Genting Bhd Raises RM900 Million in Medium‑Term Notes to Fund Takeover of Genting Malaysia Bhd
Genting Bhd (KL:GENTING) issued medium‑term notes (MTNs) with a nominal value of RM900 million on 10 November 2025. The proceeds are to be used in part to acquire the remaining shares of Genting Malaysia Bhd (KL:GENM) following the company’s conditional voluntary offer that was announced in October 2025.
Bond Terms
- Tenure: One year.
- Interest rate: One‑month Kuala Lumpur Inter‑Bank Offered Rate (KLIBOR) plus 1.80 % per annum.
- At the time of issuance KLIBOR was 3.00 %, implying an effective annual rate of approximately 4.8 %.
Takeover Context
- Genting Bhd already held 52.63 % of Genting Malaysia Bhd’s shares after its public offer.

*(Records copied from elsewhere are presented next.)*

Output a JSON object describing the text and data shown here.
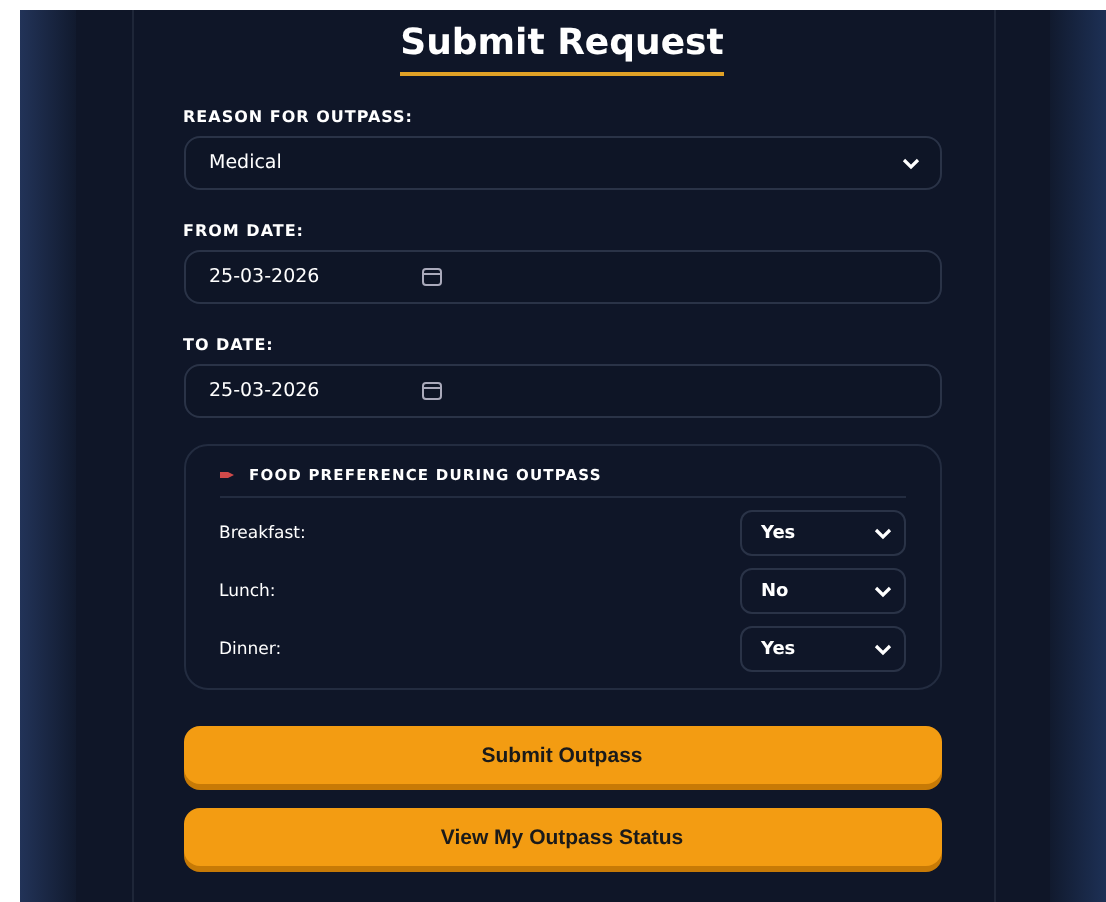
{
  "title": "Submit Request",
  "reason": {
    "label": "REASON FOR OUTPASS:",
    "value": "Medical"
  },
  "from_date": {
    "label": "FROM DATE:",
    "value": "25-03-2026"
  },
  "to_date": {
    "label": "TO DATE:",
    "value": "25-03-2026"
  },
  "food": {
    "heading": "FOOD PREFERENCE DURING OUTPASS",
    "meals": [
      {
        "label": "Breakfast:",
        "value": "Yes"
      },
      {
        "label": "Lunch:",
        "value": "No"
      },
      {
        "label": "Dinner:",
        "value": "Yes"
      }
    ]
  },
  "buttons": [
    "Submit Outpass",
    "View My Outpass Status"
  ]
}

- The offer became an unconditional takeover when the stake surpassed 50 % on 3 November 2025.
- The price per share in the offer was RM2.35, a premium of nearly 10 % to the last closing price of RM2.14 before the trading halt on 10 October 2025.
Market Conditions
- Bursa Malaysia remained firm despite substantial foreign fund outflows, according to Maybank Investment Bank.
- Local liquidity and resilient economic fundamentals were cited as supporting the markets.
Genting Malaysia Bhd – Key Fundamentals (as of 10 November 2025)
| Item | Value |
|---|---|
| Close price | MYR 2.34 |
| 52‑week high | MYR 2.48 |
| 52‑week low | MYR 1.46 |
| Market cap | MYR 13,895,020,000 |
| P/E ratio | 23.14 |
| Sector | Consumer Discretionary – Hotels, Restaurants & Leisure |
| Exchange | Bursa Malaysia |
The bond issuance represents a strategic financing move to consolidate Genting Malaysia Bhd within Genting Bhd’s portfolio, while maintaining the company’s liquidity profile in a market that continues to perform robustly despite global capital outflows.